Income Tax Calculator FY 2026-27 — New vs Old Regime, Side by Side
Budget 2026 left the slabs unchanged, so FY 2026-27 (AY 2027-28) keeps the structure introduced in 2025: under the new regime, the §87A rebate of up to ₹60,000 means zero tax on taxable income up to ₹12 lakh (₹12.75 lakh of salary, after the ₹75,000 standard deduction). The old regime still wins for people with large deductions. Enter your numbers and see both regimes computed side by side, with the better one highlighted.
📊 Compare Both Regimes
Includes 4% health & education cess and surcharge where applicable. §87A rebate and marginal relief applied automatically. Assumes salaried standard deduction (₹75,000 new / ₹50,000 old).

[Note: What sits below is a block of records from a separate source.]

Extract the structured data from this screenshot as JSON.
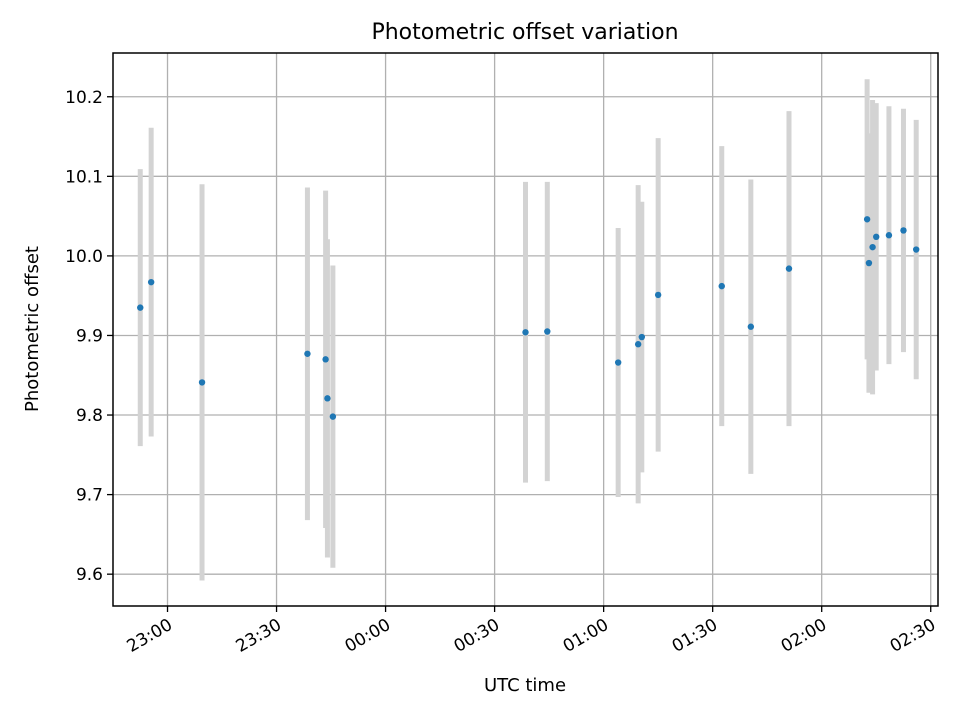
{
  "chart_data": {
    "type": "scatter",
    "title": "Photometric offset variation",
    "xlabel": "UTC time",
    "ylabel": "Photometric offset",
    "xlim": [
      "22:45",
      "02:32"
    ],
    "ylim": [
      9.56,
      10.255
    ],
    "grid": true,
    "xticks": [
      "23:00",
      "23:30",
      "00:00",
      "00:30",
      "01:00",
      "01:30",
      "02:00",
      "02:30"
    ],
    "yticks": [
      "9.6",
      "9.7",
      "9.8",
      "9.9",
      "10.0",
      "10.1",
      "10.2"
    ],
    "errorbar_color": "#d3d3d3",
    "marker_color": "#1f77b4",
    "points": [
      {
        "time": "22:52:30",
        "y": 9.935,
        "err": 0.174
      },
      {
        "time": "22:55:30",
        "y": 9.967,
        "err": 0.194
      },
      {
        "time": "23:09:30",
        "y": 9.841,
        "err": 0.249
      },
      {
        "time": "23:38:30",
        "y": 9.877,
        "err": 0.209
      },
      {
        "time": "23:43:30",
        "y": 9.87,
        "err": 0.212
      },
      {
        "time": "23:44:00",
        "y": 9.821,
        "err": 0.2
      },
      {
        "time": "23:45:30",
        "y": 9.798,
        "err": 0.19
      },
      {
        "time": "00:38:30",
        "y": 9.904,
        "err": 0.189
      },
      {
        "time": "00:44:30",
        "y": 9.905,
        "err": 0.188
      },
      {
        "time": "01:04:00",
        "y": 9.866,
        "err": 0.169
      },
      {
        "time": "01:09:30",
        "y": 9.889,
        "err": 0.2
      },
      {
        "time": "01:10:30",
        "y": 9.898,
        "err": 0.17
      },
      {
        "time": "01:15:00",
        "y": 9.951,
        "err": 0.197
      },
      {
        "time": "01:32:30",
        "y": 9.962,
        "err": 0.176
      },
      {
        "time": "01:40:30",
        "y": 9.911,
        "err": 0.185
      },
      {
        "time": "01:51:00",
        "y": 9.984,
        "err": 0.198
      },
      {
        "time": "02:12:30",
        "y": 10.046,
        "err": 0.176
      },
      {
        "time": "02:13:00",
        "y": 9.991,
        "err": 0.163
      },
      {
        "time": "02:14:00",
        "y": 10.011,
        "err": 0.185
      },
      {
        "time": "02:15:00",
        "y": 10.024,
        "err": 0.168
      },
      {
        "time": "02:18:30",
        "y": 10.026,
        "err": 0.162
      },
      {
        "time": "02:22:30",
        "y": 10.032,
        "err": 0.153
      },
      {
        "time": "02:26:00",
        "y": 10.008,
        "err": 0.163
      }
    ]
  }
}
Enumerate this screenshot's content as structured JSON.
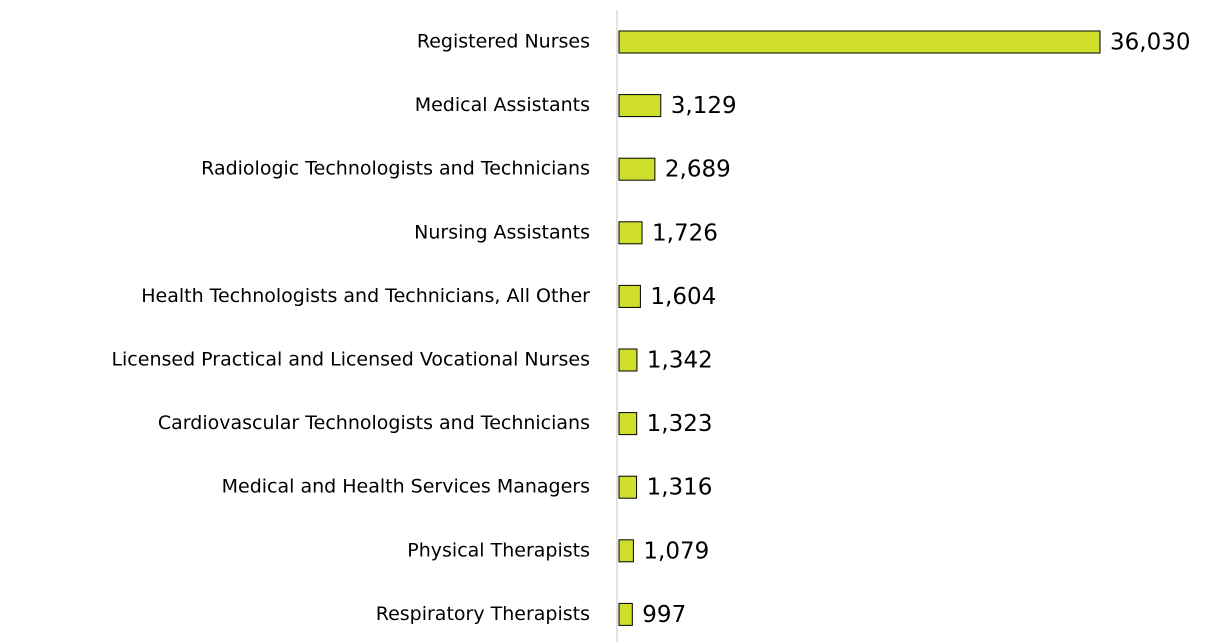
{
  "chart_data": {
    "type": "bar",
    "orientation": "horizontal",
    "categories": [
      "Registered Nurses",
      "Medical Assistants",
      "Radiologic Technologists and Technicians",
      "Nursing Assistants",
      "Health Technologists and Technicians, All Other",
      "Licensed Practical and Licensed Vocational Nurses",
      "Cardiovascular Technologists and Technicians",
      "Medical and Health Services Managers",
      "Physical Therapists",
      "Respiratory Therapists"
    ],
    "values": [
      36030,
      3129,
      2689,
      1726,
      1604,
      1342,
      1323,
      1316,
      1079,
      997
    ],
    "value_labels": [
      "36,030",
      "3,129",
      "2,689",
      "1,726",
      "1,604",
      "1,342",
      "1,323",
      "1,316",
      "1,079",
      "997"
    ],
    "color": "#cfdf2b",
    "xlim": [
      0,
      40000
    ]
  }
}
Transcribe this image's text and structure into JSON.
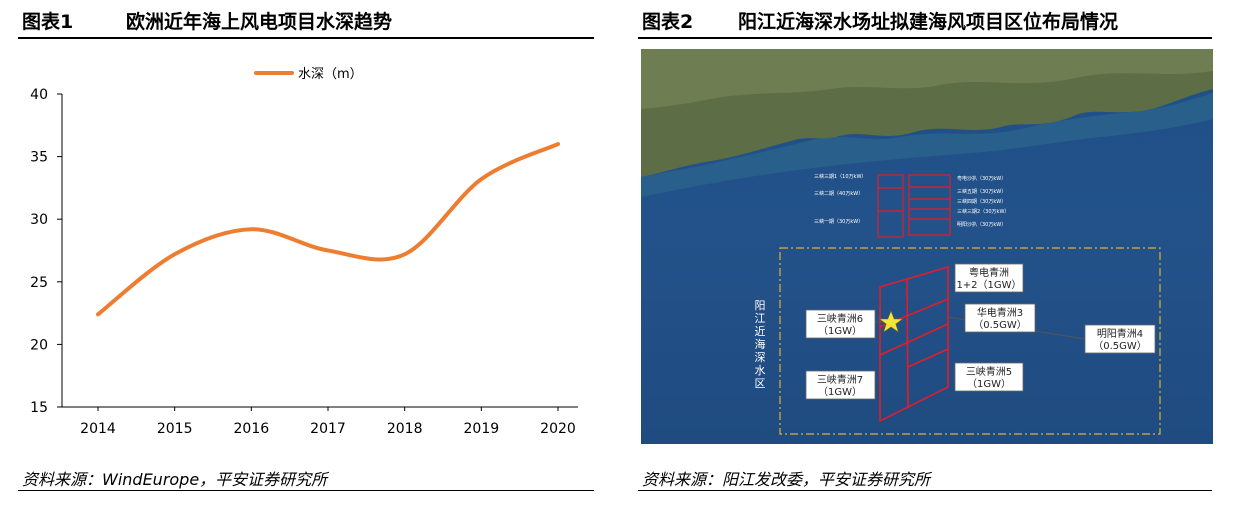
{
  "left_panel": {
    "figure_label": "图表1",
    "title": "欧洲近年海上风电项目水深趋势",
    "source": "资料来源：WindEurope，平安证券研究所"
  },
  "right_panel": {
    "figure_label": "图表2",
    "title": "阳江近海深水场址拟建海风项目区位布局情况",
    "source": "资料来源：阳江发改委，平安证券研究所",
    "map": {
      "zone_label": "阳江近海深水区",
      "near_shore_projects": [
        "三峡三期1（10万kW）",
        "粤电沙扒（30万kW）",
        "三峡二期（40万kW）",
        "三峡五期（30万kW）",
        "三峡四期（30万kW）",
        "三峡三期2（30万kW）",
        "三峡一期（30万kW）",
        "明阳沙扒（30万kW）"
      ],
      "callouts": [
        {
          "name": "三峡青洲6",
          "capacity": "（1GW）"
        },
        {
          "name": "三峡青洲7",
          "capacity": "（1GW）"
        },
        {
          "name": "粤电青洲",
          "capacity": "1+2（1GW）"
        },
        {
          "name": "华电青洲3",
          "capacity": "（0.5GW）"
        },
        {
          "name": "明阳青洲4",
          "capacity": "（0.5GW）"
        },
        {
          "name": "三峡青洲5",
          "capacity": "（1GW）"
        }
      ],
      "colors": {
        "sea": "#23528a",
        "project_outline": "#e21d2a",
        "zone_outline": "#e0b03a",
        "marker": "#f7e43a"
      },
      "marker_icon": "star-icon"
    }
  },
  "chart_data": {
    "type": "line",
    "categories": [
      "2014",
      "2015",
      "2016",
      "2017",
      "2018",
      "2019",
      "2020"
    ],
    "series": [
      {
        "name": "水深（m）",
        "values": [
          22.4,
          27.2,
          29.2,
          27.5,
          27.2,
          33.2,
          36.0
        ],
        "color": "#ed7d31"
      }
    ],
    "ylim": [
      15,
      40
    ],
    "yticks": [
      15,
      20,
      25,
      30,
      35,
      40
    ],
    "legend_position": "top-center",
    "smooth": true,
    "grid": false
  }
}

FY 2026-27 Tax Slabs (Unchanged From FY 2025-26)
| New regime (default) | Rate | Old regime (optional) | Rate |
|---|---|---|---|
| Up to ₹4,00,000 | 0% | Up to ₹2,50,000 | 0% |
| ₹4L – ₹8L | 5% | ₹2.5L – ₹5L | 5% |
| ₹8L – ₹12L | 10% | ₹5L – ₹10L | 20% |
| ₹12L – ₹16L | 15% | Above ₹10L | 30% |
| ₹16L – ₹20L | 20% | Plus deductions: 80C (₹1.5L), 80D, HRA, home-loan interest (₹2L), NPS, LTA… | |
| ₹20L – ₹24L | 25% | ||
| Above ₹24L | 30% | ||
Add 4% health & education cess to the computed tax in both regimes. Surcharge applies above ₹50 lakh (10%), ₹1 crore (15%) and ₹2 crore (25% — the new regime's cap; the old regime's top surcharge is 37% above ₹5 crore).
Why "Zero Tax up to ₹12 Lakh" — and Its Catch
The new regime's §87A rebate wipes out up to ₹60,000 of tax when your taxable income is ₹12 lakh or less. With the ₹75,000 standard deduction, a salary of ₹12.75 lakh produces exactly ₹12 lakh taxable — so tax is zero. Two catches:
- The cliff is softened by marginal relief. At ₹12.1 lakh taxable income, slab tax is ₹61,500 — but marginal relief caps it at ₹10,000 (the amount above ₹12L). The full slab tax applies only once income is high enough that relief stops helping (around ₹12.75L taxable).
- The rebate doesn't cover special-rate income such as short-term equity gains (20%) or long-term capital gains — you pay tax on those even below ₹12 lakh.
New vs Old: The Break-Even Rule of Thumb
The old regime only wins if your total deductions (80C + 80D + HRA exemption + home-loan interest + NPS…) are large relative to income. Quick reference for salaried taxpayers:
| Gross salary | Old regime wins if deductions exceed ≈ |
|---|---|
| ₹10 lakh | Old regime can't win — new regime tax is already ₹0 |
| ₹12.75 lakh | Old regime can't win — new regime tax is ₹0 |
| ₹16 lakh | ≈ ₹5.7 lakh of deductions |
| ₹20 lakh | ≈ ₹7.1 lakh of deductions |
| ₹30 lakh | ≈ ₹8 lakh of deductions |
Few people clear those bars without substantial HRA plus a home loan. That's why the new regime is now the default — and the better choice for most salaried taxpayers. Run your own numbers above rather than assuming, though: a Mumbai renter with ₹3L HRA exemption, ₹1.5L of 80C and ₹2L home-loan interest can still beat the new regime.